Escrito por: Equipe Bolso do Investidor
Data da publicação: 20/10/2025

A recente valorização do ouro chama atenção para algo mais profundo do que simples especulação: segundo a análise da Goldman Sachs, a forte alta e a escalada da procura pelo ativo estão firmemente sustentadas por fundamentos estruturais. O banco projeta que o metal pode alcançar níveis vistos na década de 1970, quando a corrida ao ouro por motivos macroeconômicos registrou um dos seus maiores picos.
Alta expressiva e fundamentos por trás do rali
Em 2025, o preço do ouro registrou uma valorização de cerca de 65%. A escalada foi impulsionada por múltiplos fatores: tensão comercial entre os Estados Unidos e a China, expectativa de cortes de taxas de juros pelo Federal Reserve e o movimento contínuo de aquisições por bancos centrais. A analista de commodities da Goldman Sachs, Lina Thomas, declarou que “o rally continua baseado em fundamentos, não em frenesi”.

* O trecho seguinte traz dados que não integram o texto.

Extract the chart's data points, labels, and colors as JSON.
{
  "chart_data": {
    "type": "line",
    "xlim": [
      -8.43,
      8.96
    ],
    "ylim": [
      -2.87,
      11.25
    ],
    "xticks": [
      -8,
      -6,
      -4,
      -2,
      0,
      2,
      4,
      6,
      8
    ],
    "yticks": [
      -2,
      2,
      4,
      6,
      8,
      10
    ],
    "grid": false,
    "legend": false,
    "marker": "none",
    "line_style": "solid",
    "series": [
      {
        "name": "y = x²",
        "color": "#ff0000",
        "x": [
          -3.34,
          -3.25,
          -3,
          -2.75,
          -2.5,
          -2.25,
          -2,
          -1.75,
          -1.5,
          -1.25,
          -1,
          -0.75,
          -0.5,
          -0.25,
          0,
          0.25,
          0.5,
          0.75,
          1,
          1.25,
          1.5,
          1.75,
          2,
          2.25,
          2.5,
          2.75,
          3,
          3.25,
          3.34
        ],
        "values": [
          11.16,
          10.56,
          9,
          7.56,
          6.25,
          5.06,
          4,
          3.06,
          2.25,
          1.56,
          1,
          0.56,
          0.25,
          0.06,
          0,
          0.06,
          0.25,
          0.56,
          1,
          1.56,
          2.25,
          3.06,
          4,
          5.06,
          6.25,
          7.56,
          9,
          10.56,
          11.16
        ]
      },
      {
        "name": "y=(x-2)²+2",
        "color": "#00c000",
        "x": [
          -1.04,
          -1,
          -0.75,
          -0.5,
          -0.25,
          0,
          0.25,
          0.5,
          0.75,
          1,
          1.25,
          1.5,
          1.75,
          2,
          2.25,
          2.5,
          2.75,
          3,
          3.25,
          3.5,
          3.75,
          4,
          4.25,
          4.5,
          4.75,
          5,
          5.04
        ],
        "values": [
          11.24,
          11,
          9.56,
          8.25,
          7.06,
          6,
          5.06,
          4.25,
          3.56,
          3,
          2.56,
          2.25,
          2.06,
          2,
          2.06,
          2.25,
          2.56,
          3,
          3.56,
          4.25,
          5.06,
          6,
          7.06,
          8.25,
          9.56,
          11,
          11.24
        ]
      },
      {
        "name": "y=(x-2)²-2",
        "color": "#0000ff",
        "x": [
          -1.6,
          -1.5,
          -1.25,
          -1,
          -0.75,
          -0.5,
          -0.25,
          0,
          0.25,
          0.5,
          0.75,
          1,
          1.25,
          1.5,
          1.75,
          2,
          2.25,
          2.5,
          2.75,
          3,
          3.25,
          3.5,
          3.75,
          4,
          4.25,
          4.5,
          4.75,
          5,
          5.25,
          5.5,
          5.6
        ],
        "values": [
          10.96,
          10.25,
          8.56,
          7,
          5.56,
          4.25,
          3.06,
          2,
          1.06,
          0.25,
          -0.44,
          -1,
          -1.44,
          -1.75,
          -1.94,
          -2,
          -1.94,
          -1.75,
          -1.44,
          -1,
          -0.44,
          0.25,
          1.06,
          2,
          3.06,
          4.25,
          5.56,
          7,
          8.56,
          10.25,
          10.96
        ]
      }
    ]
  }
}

Na sexta-feira (17 de outubro de 2025), o ouro atingiu nova máxima próxima a US$ 4.242 por onça. A Goldman elevou sua projeção para o metal em cerca de US$ 4.900 até o final de 2026. A gestora calcula ainda que o mercado de ouro, sendo relativamente menor em capitalização do que as bolsas ou o mercado de títulos do Tesouro dos EUA, tem o potencial de subir mais rapidamente sob ambiente adverso.
Paralelo com os anos 70 e implicações históricas
A Goldman Sachs traça uma analogia entre o momento atual e a década de 1970, quando os preços do ouro saltaram de US$ 35 para US$ 850 entre 1970 e 1980, um aumento de mais de 2.300%. Embora as circunstâncias sejam diferentes, hoje não há padrão-ouro, o banco aponta que o conjunto: inflação elevada, desaceleração econômica dos EUA, tensão geopolítica e compras de ouro pelos bancos centrais formam uma combinação similar ao que impulsionou a ascensão daquele período.
A previsibilidade desses elementos, conforme Thomas, sugere que a demanda por ouro não se esgotou e que o atual ciclo pode estar apenas no início.
O que motiva a demanda estrutural e o que monitorar
A interpretação da Goldman Sachs destaca três vetores principais:
- Os bancos centrais continuam a inevitavelmente diversificar reservas em um contexto de dólar pressionado, o que gera demanda institucional de grande escala.
- A expectativa de cortes nas taxas de juros reais nos EUA diminui o custo de oportunidade de manter ouro, que não paga juros, mas se valoriza quando os rendimentos estão comprimidos.
- A percepção de risco macroeconômico, seja inflação, déficit fiscal ou conflito internacional, favorece o ouro como hedge de longo prazo, não apenas como ativo de proteção de curto prazo.
Para investidores, isso significa que não basta observar o preço atual: é preciso monitorar os fluxos de investimento institucional, a evolução dos rendimentos reais e a participação dos bancos centrais nas compras do metal.
Visão do Bolso do Investidor
A mensagem da Goldman Sachs oferece um apoio importante para o investidor interessado em ouro: diferentemente de um movimento puramente especulativo, as bases da alta são macroeconômicas, o que amplia o horizonte de validade do rali. Para quem possui ou pretende incluir ouro em carteira, isso reforça o papel do metal como reserva de valor e alternativa contra risco sistêmico. Ao mesmo tempo, não significa que o ativo seja isento de risco: os retornos já avançaram muito, e fatores como subida de juros, reviravoltas políticas ou dissipação do medo global podem gerar correções abruptas. A chave será a diversificação e o alinhamento percentual adequado de ouro dentro de uma carteira que visa proteção e não apenas ganhos explosivos.
Conclusão
Com a demanda por ouro vista pela Goldman Sachs como sustentada por fundamentos e com projeção de atingir níveis recordes, o metal se consolida como uma protagonista do atual ciclo de investimentos. Investidores e gestores devem acompanhar de perto: os próximos movimentos do Federal Reserve, as decisões de compra de bancos centrais e a evolução da inflação global podem ditar o rumo da cotação. A questão não é mais se o ouro pode subir, mas até onde pode ir, e qual será o impacto dessa trajetória para portfólios globais.